Solr Fields - Field and Field Type Properties in Apache Solr

How to Set up Fields and Field Types in Apache Solr Search

Beginner

In our last Solr tutorial, we discussed analyzers, tokenizers and filters as we explored the managed-schema file set up for us by the "Schemaless" configuration after we posted a single HTML document to a core. The Solr field-guessing functionality added fields and fieldTypes as it built a schema for us. The end result was an index with unnecessary overlap. A bloated index like this would slow an application, for example, if we added hundreds or thousands of documents to it.

Here we are keeping it simple by focusing on a single Solr core instead of the distributed SolrCloud mode. This tutorial series is for those building a test environment mainly to check out how realistic it is to build a custom search application.

As we near the end of this beginner tutorial series, you will need to decide whether you want to keep going or subscribe to a third-party service for your search needs. This tutorial should help you make that decision.

One thing to keep in mind is that as you advance with Solr and Lucene, the volume and quality of public documentation thins out, so having experience with Java becomes more and more important. That said, here we will finish our two-part discussion on schema, after tackling text analysis in the last tutorial.

What is the opportunity?

Of course 2018 presents an opportunity as more and more people are searching for alternatives to the Google Search Appliance and Google Site Search offerings that are sunsetting. This void creates an opportunity for those who learn text mining and data analysis with tools like Apache Solr and Elasticsearch.

We also know that Apache Solr can scale as it, and the engine behind it, Apache Lucene, drive some of the largest websites and ecommerce sites in the world. This provides another reason for learning Solr.

So with that as a backdrop, let's have some fun with fields and fieldTypes in Apache Solr.

Apache Solr in Video

Videos can also be accessed from our Apache Solr Search Playlist on YouTube (opens in a new browser window).

Solr Fields - Field and Field Type Properties in Apache Solr (17:32)

For Those Just Starting Out

Step 1 - Review the Managed-Schema from the _default configset

Okay for Step 1, let's talk about schema. Here we will shift our focus from that bloated managed-schema file I mentioned.

The managed-schema after "Schemaless" field guessing

Recall that with the solrhelp core from the last two tutorials, Solr's field-guessing operation created 17 fields and 63 fieldTypes in 509 lines, even without comments. So a lot of unnecessary configurations.

Of course the advantage of using a "Schemaless" configuration for beginners is speed and simplicity. The disadvantage is that these unnecessary fields increase the size of the index and slow it down. The whole point is to get developers up and going, but when you head to production there is no shortcut, you will need to customize your schema.

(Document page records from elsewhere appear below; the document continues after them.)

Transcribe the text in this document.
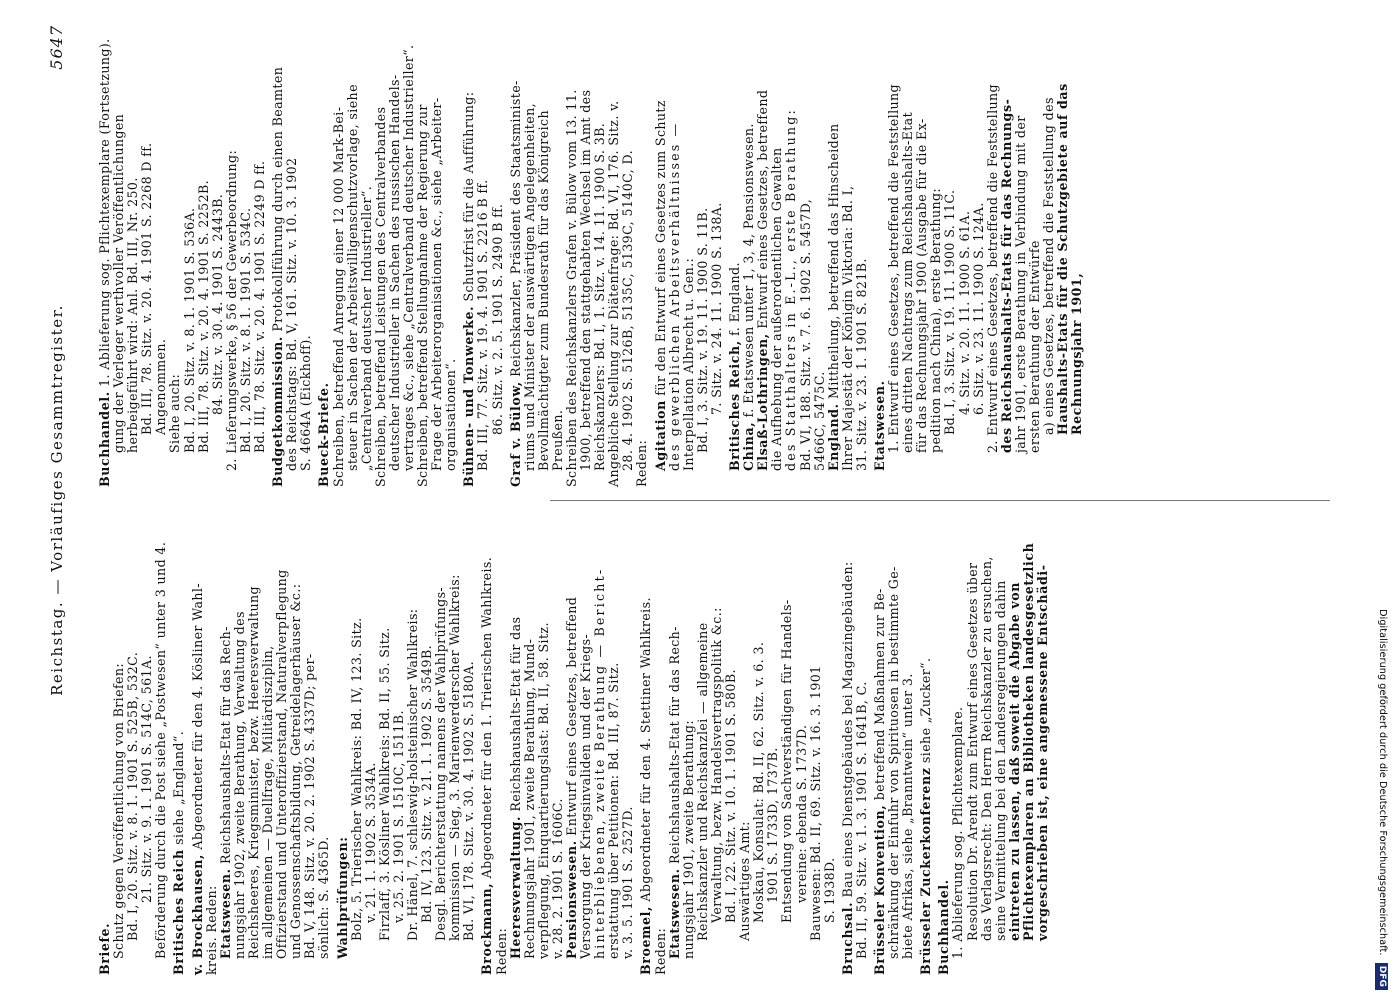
Reichstag. — Vorläufiges Gesammtregister.
5647
Briefe. Schutz gegen Veröffentlichung von Briefen: Bd. I, 20. Sitz. v. 8. 1. 1901 S. 525B, 532C. 21. Sitz. v. 9. 1. 1901 S. 514C, 561A. Beförderung durch die Post siehe „Postwesen“ unter 3 und 4. Britisches Reich siehe „England“.
v. Brockhausen, Abgeordneter für den 4. Kösliner Wahl-
kreis. Reden: Etatswesen. Reichshaushalts-Etat für das Rech- nungsjahr 1902, zweite Berathung, Verwaltung des Reichsheeres, Kriegsminister, bezw. Heeresverwaltung im allgemeinen — Duellfrage, Militärdisziplin, Offizierstand und Unteroffizierstand, Naturalverpflegung und Genossenschaftsbildung, Getreidelagerhäuser &c.: Bd. V, 148. Sitz. v. 20. 2. 1902 S. 4337D; per- sönlich: S. 4365D. Wahlprüfungen: Bolz, 5. Trierischer Wahlkreis: Bd. IV, 123. Sitz. v. 21. 1. 1902 S. 3534A. Firzlaff, 3. Kösliner Wahlkreis: Bd. II, 55. Sitz. v. 25. 2. 1901 S. 1510C, 1511B. Dr. Hänel, 7. schleswig-holsteinischer Wahlkreis: Bd. IV, 123. Sitz. v. 21. 1. 1902 S. 3549B. Desgl. Berichterstattung namens der Wahlprüfungs- kommission — Sieg, 3. Marienwerderscher Wahlkreis: Bd. VI, 178. Sitz. v. 30. 4. 1902 S. 5180A. Brockmann, Abgeordneter für den 1. Trierischen Wahlkreis.
Reden: Heeresverwaltung. Reichshaushalts-Etat für das Rechnungsjahr 1901, zweite Berathung, Mund- verpflegung, Einquartierungslast: Bd. II, 58. Sitz. v. 28. 2. 1901 S. 1606C. Pensionswesen. Entwurf eines Gesetzes, betreffend Versorgung der Kriegsinvaliden und der Kriegs- hinterbliebenen, zweite Berathung — Bericht- erstattung über Petitionen: Bd. III, 87. Sitz. v. 3. 5. 1901 S. 2527D. Broemel, Abgeordneter für den 4. Stettiner Wahlkreis.
Reden: Etatswesen. Reichshaushalts-Etat für das Rech- nungsjahr 1901, zweite Berathung: Reichskanzler und Reichskanzlei — allgemeine Verwaltung, bezw. Handelsvertragspolitik &c.: Bd. I, 22. Sitz. v. 10. 1. 1901 S. 580B. Auswärtiges Amt: Moskau, Konsulat: Bd. II, 62. Sitz. v. 6. 3. 1901 S. 1733D, 1737B. Entsendung von Sachverständigen für Handels- vereine: ebenda S. 1737D. Bauwesen: Bd. II, 69. Sitz. v. 16. 3. 1901 S. 1938D.
Bruchsal. Bau eines Dienstgebäudes bei Magazingebäuden: Bd. II, 59. Sitz. v. 1. 3. 1901 S. 1641B, C. Brüsseler Konvention, betreffend Maßnahmen zur Be- schränkung der Einfuhr von Spirituosen in bestimmte Ge- biete Afrikas, siehe „Branntwein“ unter 3. Brüsseler Zuckerkonferenz siehe „Zucker“.
Buchhandel. 1. Ablieferung sog. Pflichtexemplare. Resolution Dr. Arendt zum Entwurf eines Gesetzes über das Verlagsrecht: Den Herrn Reichskanzler zu ersuchen, seine Vermittelung bei den Landesregierungen dahin eintreten zu lassen, daß soweit die Abgabe von Pflichtexemplaren an Bibliotheken landesgesetzlich vorgeschrieben ist, eine angemessene Entschädi-
Buchhandel. 1. Ablieferung sog. Pflichtexemplare (Fortsetzung). gung der Verleger werthvoller Veröffentlichungen herbeigeführt wird: Anl. Bd. III, Nr. 250. Bd. III, 78. Sitz. v. 20. 4. 1901 S. 2268 D ff. Angenommen. Siehe auch: Bd. I, 20. Sitz. v. 8. 1. 1901 S. 536A. Bd. III, 78. Sitz. v. 20. 4. 1901 S. 2252B. 84. Sitz. v. 30. 4. 1901 S. 2443B. 2. Lieferungswerke, § 56 der Gewerbeordnung: Bd. I, 20. Sitz. v. 8. 1. 1901 S. 534C. Bd. III, 78. Sitz. v. 20. 4. 1901 S. 2249 D ff. Budgetkommission. Protokollführung durch einen Beamten des Reichstags: Bd. V, 161. Sitz. v. 10. 3. 1902 S. 4664A (Eickhoff). Bueck-Briefe. Schreiben, betreffend Anregung einer 12 000 Mark-Bei- steuer in Sachen der Arbeitswilligenschutzvorlage, siehe „Centralverband deutscher Industrieller“. Schreiben, betreffend Leistungen des Centralverbandes deutscher Industrieller in Sachen des russischen Handels- vertrages &c., siehe „Centralverband deutscher Industrieller“. Schreiben, betreffend Stellungnahme der Regierung zur Frage der Arbeiterorganisationen &c., siehe „Arbeiter- organisationen“. Bühnen- und Tonwerke. Schutzfrist für die Aufführung: Bd. III, 77. Sitz. v. 19. 4. 1901 S. 2216 B ff. 86. Sitz. v. 2. 5. 1901 S. 2490 B ff. Graf v. Bülow, Reichskanzler, Präsident des Staatsministe- riums und Minister der auswärtigen Angelegenheiten, Bevollmächtigter zum Bundesrath für das Königreich Preußen. Schreiben des Reichskanzlers Grafen v. Bülow vom 13. 11. 1900, betreffend den stattgehabten Wechsel im Amt des Reichskanzlers: Bd. I, 1. Sitz. v. 14. 11. 1900 S. 3B. Angebliche Stellung zur Diätenfrage: Bd. VI, 176. Sitz. v. 28. 4. 1902 S. 5126B, 5135C, 5139C, 5140C, D. Reden: Agitation für den Entwurf eines Gesetzes zum Schutz des gewerblichen Arbeitsverhältnisses — Interpellation Albrecht u. Gen.: Bd. I, 3. Sitz. v. 19. 11. 1900 S. 11B. 7. Sitz. v. 24. 11. 1900 S. 138A. Britisches Reich, f. England.
China, f. Etatswesen unter 1, 3, 4, Pensionswesen. Elsaß-Lothringen, Entwurf eines Gesetzes, betreffend die Aufhebung der außerordentlichen Gewalten des Statthalters in E.-L., erste Berathung: Bd. VI, 188. Sitz. v. 7. 6. 1902 S. 5457D, 5466C, 5475C. England. Mittheilung, betreffend das Hinscheiden Ihrer Majestät der Königin Viktoria: Bd. I, 31. Sitz. v. 23. 1. 1901 S. 821B. Etatswesen. 1. Entwurf eines Gesetzes, betreffend die Feststellung eines dritten Nachtrags zum Reichshaushalts-Etat für das Rechnungsjahr 1900 (Ausgabe für die Ex- pedition nach China), erste Berathung: Bd. I, 3. Sitz. v. 19. 11. 1900 S. 11C. 4. Sitz. v. 20. 11. 1900 S. 61A. 6. Sitz. v. 23. 11. 1900 S. 124A. 2. Entwurf eines Gesetzes, betreffend die Feststellung des Reichshaushalts-Etats für das Rechnungs- jahr 1901, erste Berathung in Verbindung mit der ersten Berathung der Entwürfe a) eines Gesetzes, betreffend die Feststellung des Haushalts-Etats für die Schutzgebiete auf das Rechnungsjahr 1901,
Digitalisierung gefördert durch die Deutsche Forschungsgemeinschaft. DFG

The _default managed-schema file

Now let's look at a schema file from the _default configuration set, or one that hasn't been modified yet. For Solr 7 anyway, it sits in the directory server/solr/configsets/_default/conf. This is the one, if you recall, that Solr copies over to new cores and collections when they are created. Opening it with vim and the -R option makes it readonly.

$ pwd solr-7.0.0 $ vim -R server/solr/configsets/_default/conf/managed-schema

I want to make a few points here. First, while there are 943 lines here, or about 400 more than the one set up with field-guessing, here the comments were left in. I mention this because it may be a good idea to read through this. On my end, when I made a new core for my application, I made a copy of this file and removed all comments after I read through and understood what each one did.

Second, is the standard opening line identifying this as an XML file, followed by licensing information and a reminder that this file should only be used as a starting point. Good advice.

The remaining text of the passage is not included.